Everybody hates, or at least gets quite angry with the ‘parking ticket cops.’ One of our golf cart parking ticket ladies at Furman was actually attacked by a local, high on drugs. And no one felt bad. I wasn’t an eyewitness and was unavailable for comment. I still am.
Around any downtown area, these ticket cops hover over cars like vultures, waiting for their time to expire. And to make matters worse, they seem to take great delight in ruining people’s days.

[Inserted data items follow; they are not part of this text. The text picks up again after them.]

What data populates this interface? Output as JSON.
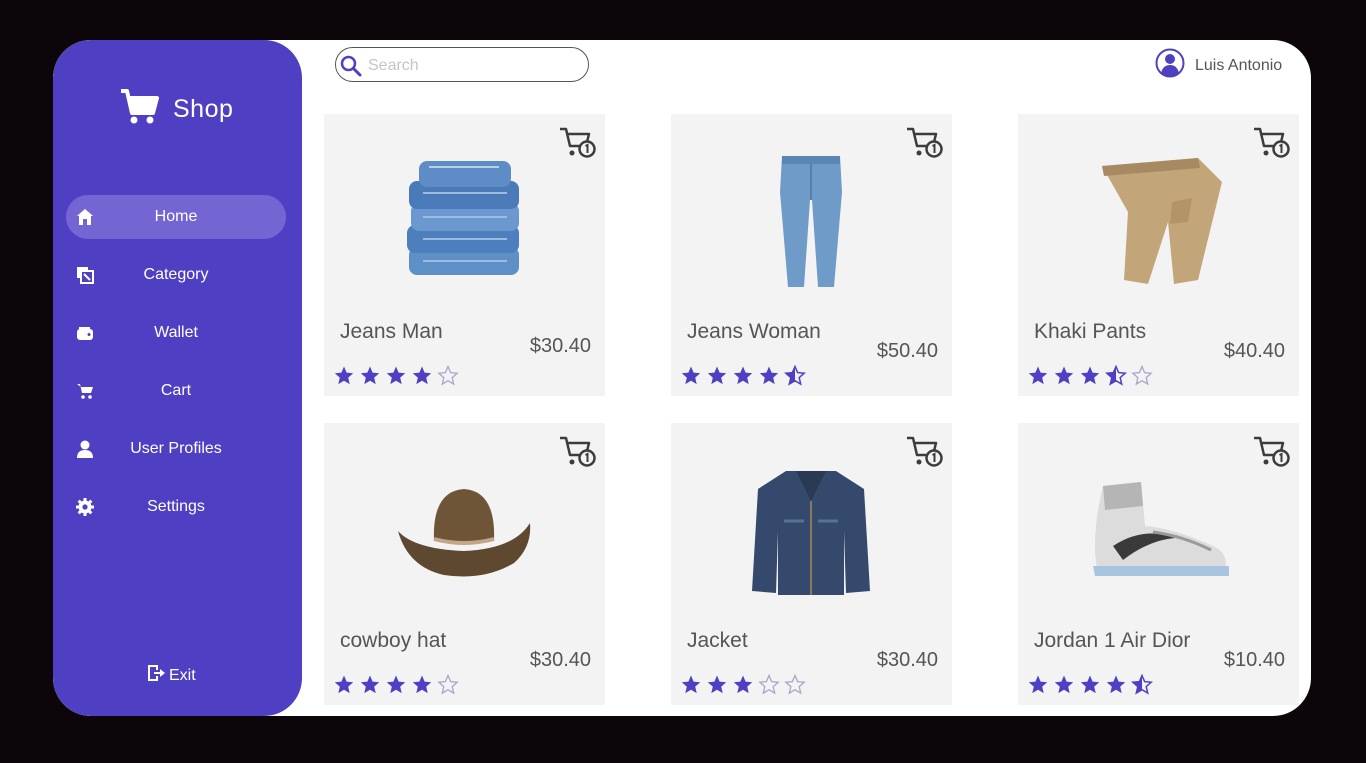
{
  "brand": {
    "label": "Shop"
  },
  "nav": [
    {
      "label": "Home",
      "icon": "home-icon",
      "active": true
    },
    {
      "label": "Category",
      "icon": "category-icon",
      "active": false
    },
    {
      "label": "Wallet",
      "icon": "wallet-icon",
      "active": false
    },
    {
      "label": "Cart",
      "icon": "cart-icon",
      "active": false
    },
    {
      "label": "User Profiles",
      "icon": "user-icon",
      "active": false
    },
    {
      "label": "Settings",
      "icon": "gear-icon",
      "active": false
    }
  ],
  "exit": {
    "label": "Exit"
  },
  "search": {
    "placeholder": "Search",
    "value": ""
  },
  "user": {
    "name": "Luis Antonio"
  },
  "colors": {
    "accent": "#4f3fc2",
    "active_nav": "#7366d3",
    "card_bg": "#f3f3f3"
  },
  "products": [
    {
      "name": "Jeans Man",
      "price": "$30.40",
      "rating": 4,
      "image": "folded-jeans-image"
    },
    {
      "name": "Jeans Woman",
      "price": "$50.40",
      "rating": 4.5,
      "image": "womens-jeans-image"
    },
    {
      "name": "Khaki Pants",
      "price": "$40.40",
      "rating": 3.5,
      "image": "khaki-pants-image"
    },
    {
      "name": "cowboy hat",
      "price": "$30.40",
      "rating": 4,
      "image": "cowboy-hat-image"
    },
    {
      "name": "Jacket",
      "price": "$30.40",
      "rating": 3,
      "image": "denim-jacket-image"
    },
    {
      "name": "Jordan 1 Air Dior",
      "price": "$10.40",
      "rating": 4.5,
      "image": "sneaker-image"
    }
  ]
}
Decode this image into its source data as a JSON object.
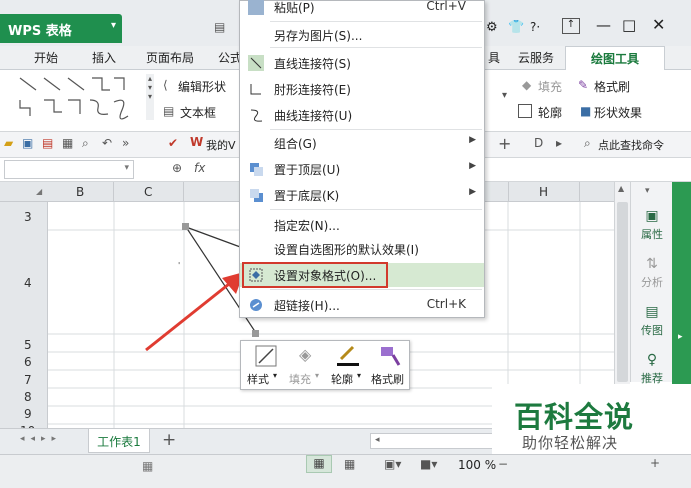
{
  "app": {
    "title": "WPS 表格"
  },
  "window_controls": {
    "help": "?·",
    "more": "|",
    "restore": "▭",
    "min": "—",
    "max": "□",
    "close": "✕"
  },
  "tabs": {
    "start": "开始",
    "insert": "插入",
    "layout": "页面布局",
    "formula": "公式",
    "cut": "具",
    "cloud": "云服务",
    "draw": "绘图工具"
  },
  "ribbon": {
    "edit_shape": "编辑形状",
    "textbox": "文本框",
    "fill": "填充",
    "format_brush": "格式刷",
    "outline": "轮廓",
    "shape_effect": "形状效果"
  },
  "qat": {
    "doc_tab": "我的V",
    "search": "点此查找命令"
  },
  "formula_bar": {
    "fx": "fx"
  },
  "columns": [
    "B",
    "C",
    "H"
  ],
  "rows": [
    "3",
    "4",
    "5",
    "6",
    "7",
    "8",
    "9",
    "10"
  ],
  "side_panel": {
    "props": "属性",
    "analysis": "分析",
    "pass_image": "传图",
    "recommend": "推荐"
  },
  "sheet": {
    "tab": "工作表1",
    "add": "+"
  },
  "status": {
    "zoom": "100 %"
  },
  "context_menu": {
    "paste": "粘贴(P)",
    "paste_sc": "Ctrl+V",
    "save_as_image": "另存为图片(S)...",
    "straight_connector": "直线连接符(S)",
    "elbow_connector": "肘形连接符(E)",
    "curve_connector": "曲线连接符(U)",
    "group": "组合(G)",
    "bring_top": "置于顶层(U)",
    "send_bottom": "置于底层(K)",
    "assign_macro": "指定宏(N)...",
    "set_default": "设置自选图形的默认效果(I)",
    "format_object": "设置对象格式(O)...",
    "hyperlink": "超链接(H)...",
    "hyperlink_sc": "Ctrl+K"
  },
  "mini_toolbar": {
    "style": "样式",
    "fill": "填充",
    "outline": "轮廓",
    "brush": "格式刷"
  },
  "watermark": {
    "title": "百科全说",
    "subtitle": "助你轻松解决"
  },
  "colors": {
    "accent": "#1f8f4e",
    "highlight_border": "#d23a2d",
    "arrow": "#e03c31"
  }
}
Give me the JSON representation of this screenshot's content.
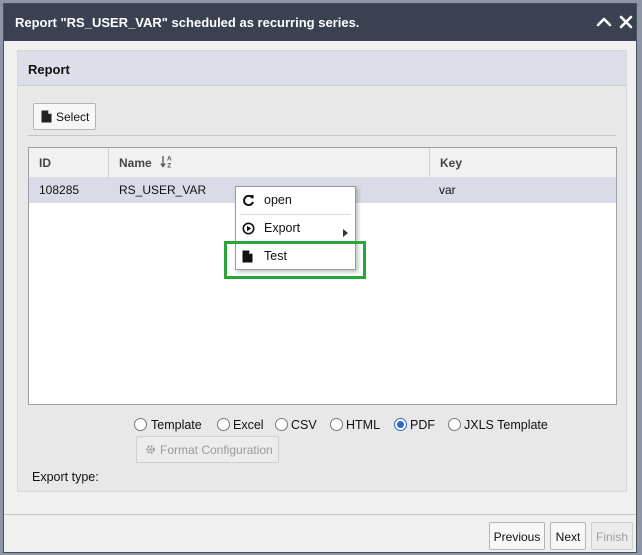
{
  "dialog": {
    "title": "Report \"RS_USER_VAR\" scheduled as recurring series.",
    "collapse_icon": "chevron-up-icon",
    "close_icon": "close-icon"
  },
  "report_panel": {
    "title": "Report",
    "select_button": {
      "label": "Select",
      "icon": "document-icon"
    }
  },
  "grid": {
    "columns": [
      {
        "label": "ID"
      },
      {
        "label": "Name",
        "sort_icon": "sort-alpha-icon"
      },
      {
        "label": "Key"
      }
    ],
    "rows": [
      {
        "id": "108285",
        "name": "RS_USER_VAR",
        "key": "var"
      }
    ]
  },
  "context_menu": {
    "items": [
      {
        "label": "open",
        "icon": "refresh-icon"
      },
      {
        "label": "Export",
        "icon": "play-circle-icon",
        "submenu": true
      },
      {
        "label": "Test",
        "icon": "document-icon"
      }
    ],
    "highlight_color": "#2aa53b"
  },
  "export": {
    "label": "Export type:",
    "options": [
      {
        "label": "Template",
        "selected": false
      },
      {
        "label": "Excel",
        "selected": false
      },
      {
        "label": "CSV",
        "selected": false
      },
      {
        "label": "HTML",
        "selected": false
      },
      {
        "label": "PDF",
        "selected": true
      },
      {
        "label": "JXLS Template",
        "selected": false
      }
    ],
    "format_button": {
      "label": "Format Configuration",
      "icon": "gear-icon",
      "disabled": true
    }
  },
  "footer": {
    "previous": "Previous",
    "next": "Next",
    "finish": "Finish"
  },
  "colors": {
    "titlebar": "#3b4151",
    "panel_header": "#dcdfe8",
    "selected_row": "#d9dce6",
    "radio_accent": "#2a6ac8"
  }
}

Then something hit me as I drove passed the ticket cop with some anger in my heart. I preached the other day on the Pharisee and the Tax Collector. This Sunday, I’ll be preaching on The Parable of the Hidden Treasure (just a shameless plug). I think the parking ticket cop would have made for a much better illustration. I used people least likely to be seen in church: strip club owners or gay folk.
But as community, who likes these ticket cops? Strippers, gay folk, democrats haven’t personally ‘wronged me’ (I know 10 minutes over is still 10 minutes). That only scratches the surface of what tax collectors would do back in the day. They would actually keep the money for themselves. If this ticket lady were keeping the money for herself and charging arbitrary (not 25 dollars if paid on time) fines, then we’d have a pretty close parallel.
And it just reminds me how shocking Jesus really was. And he still is now. How offensive would this parable have been to its original religious audience? Amazingly offensive. When Jesus stops offending us today (remember his greatest offenses were to the religious crowd), we need to stop following a religiously comfortable, fabricated Jesus; and follow the real, offensive one.